Was bedeutet dies für den Anleger?
Die Kurseuphorie der letzten Wochen entbehrt also keineswegs einer gewissen Grundlage. Dennoch bleibt die Sorge, dass das Eis unter der Erholung an den Aktienmärkten brüchig ist. Etwa, wenn die Nachfrage der Verbraucher sich nicht wieder normalisiert. Oder, weil mehr wirtschaftlicher Schaden angerichtet worden ist, als auf den ersten Blick ersichtlich.
Wenn eine zweite Corona-Welle im Herbst und Winter ausbleibt (ein großes „wenn“) und die fiskal- und geldpolitische Hilfe rasch und zielgerichtet bei den bedürftigen Stellen ankommt, könnte die gegenwärtige Rallye an den Märkten letztlich doch gerechtfertigt sein.

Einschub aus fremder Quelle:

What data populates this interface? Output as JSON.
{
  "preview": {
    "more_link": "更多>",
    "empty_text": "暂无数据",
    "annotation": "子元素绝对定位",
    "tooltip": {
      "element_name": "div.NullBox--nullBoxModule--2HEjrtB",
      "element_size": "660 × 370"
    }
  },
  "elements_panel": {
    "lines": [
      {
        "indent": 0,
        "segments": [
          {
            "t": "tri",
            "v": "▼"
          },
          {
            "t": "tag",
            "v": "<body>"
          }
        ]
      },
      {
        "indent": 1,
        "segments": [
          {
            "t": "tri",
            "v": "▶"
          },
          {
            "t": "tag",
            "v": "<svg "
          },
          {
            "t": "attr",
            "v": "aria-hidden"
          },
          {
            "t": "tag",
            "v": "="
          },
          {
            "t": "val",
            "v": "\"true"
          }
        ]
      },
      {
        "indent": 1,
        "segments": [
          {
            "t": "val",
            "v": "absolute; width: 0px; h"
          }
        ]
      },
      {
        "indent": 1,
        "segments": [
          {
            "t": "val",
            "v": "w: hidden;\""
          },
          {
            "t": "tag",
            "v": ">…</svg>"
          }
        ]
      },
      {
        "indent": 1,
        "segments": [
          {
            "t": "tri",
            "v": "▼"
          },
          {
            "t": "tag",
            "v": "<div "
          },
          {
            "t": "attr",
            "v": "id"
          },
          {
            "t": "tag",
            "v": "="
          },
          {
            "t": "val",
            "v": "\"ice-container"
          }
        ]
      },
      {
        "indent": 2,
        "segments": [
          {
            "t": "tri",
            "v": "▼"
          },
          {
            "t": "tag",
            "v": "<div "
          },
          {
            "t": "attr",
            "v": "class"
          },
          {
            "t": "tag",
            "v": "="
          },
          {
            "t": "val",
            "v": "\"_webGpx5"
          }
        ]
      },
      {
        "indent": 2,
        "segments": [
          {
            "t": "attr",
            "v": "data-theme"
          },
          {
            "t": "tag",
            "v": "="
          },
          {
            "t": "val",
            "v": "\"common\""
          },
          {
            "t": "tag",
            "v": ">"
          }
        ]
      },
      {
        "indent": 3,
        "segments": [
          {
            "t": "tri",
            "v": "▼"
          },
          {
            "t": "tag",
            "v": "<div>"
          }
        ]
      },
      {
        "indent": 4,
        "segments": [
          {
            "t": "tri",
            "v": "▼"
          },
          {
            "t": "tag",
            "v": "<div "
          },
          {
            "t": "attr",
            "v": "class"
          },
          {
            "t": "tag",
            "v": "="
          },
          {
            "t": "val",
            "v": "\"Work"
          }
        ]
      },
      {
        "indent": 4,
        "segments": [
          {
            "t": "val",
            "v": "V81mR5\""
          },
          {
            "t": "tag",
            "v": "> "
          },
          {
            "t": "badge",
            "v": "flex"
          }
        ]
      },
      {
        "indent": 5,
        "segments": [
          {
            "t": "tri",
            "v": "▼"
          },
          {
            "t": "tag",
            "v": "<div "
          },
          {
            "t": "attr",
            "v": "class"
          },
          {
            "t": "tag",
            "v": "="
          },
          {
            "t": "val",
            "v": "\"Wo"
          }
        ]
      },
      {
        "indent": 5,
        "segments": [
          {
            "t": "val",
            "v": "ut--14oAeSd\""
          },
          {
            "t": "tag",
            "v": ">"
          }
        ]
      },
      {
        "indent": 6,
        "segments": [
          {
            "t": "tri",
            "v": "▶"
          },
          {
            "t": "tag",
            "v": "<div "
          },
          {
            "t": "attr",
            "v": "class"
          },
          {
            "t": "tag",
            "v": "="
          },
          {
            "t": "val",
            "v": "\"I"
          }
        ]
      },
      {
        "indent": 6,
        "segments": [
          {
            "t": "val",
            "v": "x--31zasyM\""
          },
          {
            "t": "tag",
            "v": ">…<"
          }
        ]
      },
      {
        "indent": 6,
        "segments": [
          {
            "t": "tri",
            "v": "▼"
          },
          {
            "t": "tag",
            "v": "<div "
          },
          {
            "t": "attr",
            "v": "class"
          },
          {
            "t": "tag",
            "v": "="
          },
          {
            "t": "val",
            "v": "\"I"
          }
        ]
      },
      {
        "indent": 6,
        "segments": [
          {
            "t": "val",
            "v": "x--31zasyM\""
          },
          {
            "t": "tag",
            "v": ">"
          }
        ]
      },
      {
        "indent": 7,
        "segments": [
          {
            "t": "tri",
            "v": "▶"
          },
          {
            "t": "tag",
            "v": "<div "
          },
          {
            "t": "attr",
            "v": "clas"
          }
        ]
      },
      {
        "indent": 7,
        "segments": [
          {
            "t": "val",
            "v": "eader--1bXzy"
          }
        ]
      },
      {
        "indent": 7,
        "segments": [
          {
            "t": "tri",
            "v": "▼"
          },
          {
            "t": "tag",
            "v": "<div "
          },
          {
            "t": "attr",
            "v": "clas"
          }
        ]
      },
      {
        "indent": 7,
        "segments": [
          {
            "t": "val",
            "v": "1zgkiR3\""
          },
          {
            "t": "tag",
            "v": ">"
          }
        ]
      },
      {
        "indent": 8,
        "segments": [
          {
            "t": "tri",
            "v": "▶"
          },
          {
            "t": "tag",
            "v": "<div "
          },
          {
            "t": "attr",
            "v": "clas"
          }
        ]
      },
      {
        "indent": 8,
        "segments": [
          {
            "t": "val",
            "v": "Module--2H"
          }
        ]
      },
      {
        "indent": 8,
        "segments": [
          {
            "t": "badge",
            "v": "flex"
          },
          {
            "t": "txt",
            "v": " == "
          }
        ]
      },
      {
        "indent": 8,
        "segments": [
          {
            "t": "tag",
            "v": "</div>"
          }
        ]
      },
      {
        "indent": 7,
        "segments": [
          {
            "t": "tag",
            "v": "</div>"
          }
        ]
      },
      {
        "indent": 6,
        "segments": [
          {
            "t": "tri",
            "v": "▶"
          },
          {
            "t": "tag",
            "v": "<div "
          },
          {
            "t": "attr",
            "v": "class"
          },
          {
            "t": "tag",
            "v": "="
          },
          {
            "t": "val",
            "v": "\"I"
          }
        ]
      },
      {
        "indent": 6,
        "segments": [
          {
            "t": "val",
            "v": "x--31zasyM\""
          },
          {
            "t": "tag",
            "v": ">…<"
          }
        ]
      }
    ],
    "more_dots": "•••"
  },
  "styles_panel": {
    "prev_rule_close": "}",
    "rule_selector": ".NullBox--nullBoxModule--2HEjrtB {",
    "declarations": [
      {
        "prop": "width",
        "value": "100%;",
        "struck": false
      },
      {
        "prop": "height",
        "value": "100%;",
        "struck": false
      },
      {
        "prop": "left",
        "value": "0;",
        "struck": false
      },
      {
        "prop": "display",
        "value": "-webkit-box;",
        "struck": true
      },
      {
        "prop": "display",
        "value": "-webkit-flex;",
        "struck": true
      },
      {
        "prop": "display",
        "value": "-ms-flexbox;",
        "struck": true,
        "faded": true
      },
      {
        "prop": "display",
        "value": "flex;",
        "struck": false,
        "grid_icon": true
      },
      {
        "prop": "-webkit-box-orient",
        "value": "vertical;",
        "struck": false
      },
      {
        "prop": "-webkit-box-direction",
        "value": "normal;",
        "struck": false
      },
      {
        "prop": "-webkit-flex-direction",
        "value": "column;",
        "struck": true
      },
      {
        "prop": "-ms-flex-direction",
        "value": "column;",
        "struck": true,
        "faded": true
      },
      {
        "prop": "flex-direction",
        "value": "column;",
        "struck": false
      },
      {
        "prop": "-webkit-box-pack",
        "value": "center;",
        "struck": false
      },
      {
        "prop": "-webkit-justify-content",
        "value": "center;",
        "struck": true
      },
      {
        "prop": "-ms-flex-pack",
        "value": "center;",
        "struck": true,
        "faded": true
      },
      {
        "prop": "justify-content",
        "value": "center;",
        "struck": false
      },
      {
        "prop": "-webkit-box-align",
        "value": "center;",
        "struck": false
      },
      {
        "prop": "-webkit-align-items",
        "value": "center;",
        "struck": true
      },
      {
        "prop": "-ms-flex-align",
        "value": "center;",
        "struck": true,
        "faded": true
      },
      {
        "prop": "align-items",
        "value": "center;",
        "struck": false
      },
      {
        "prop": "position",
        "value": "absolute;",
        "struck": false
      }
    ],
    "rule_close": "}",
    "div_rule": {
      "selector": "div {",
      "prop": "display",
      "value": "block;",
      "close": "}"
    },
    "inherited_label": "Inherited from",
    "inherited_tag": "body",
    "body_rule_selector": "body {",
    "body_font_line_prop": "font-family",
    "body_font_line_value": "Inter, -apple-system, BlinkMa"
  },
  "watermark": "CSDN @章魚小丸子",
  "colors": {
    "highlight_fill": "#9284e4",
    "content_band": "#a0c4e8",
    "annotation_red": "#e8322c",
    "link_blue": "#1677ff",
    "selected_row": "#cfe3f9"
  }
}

Im Fonds wurden seit der ersten Woche im Juni die Absicherungen kontinuierlich aufgelöst, um von der aktuellen Marktstimmung zu profitieren. Sollten die fiskal- und geldpolitischen Maßnahmen nicht die erforderlichen Effekte der schnellen Nachfragestimulierung erreichen, sind wir mit einem erneuten Aufbau der Absicherungen aber auch wieder schnell dabei. Dies alles passiert in einem Umfeld, welches von starken Schwankungen geprägt sein wird.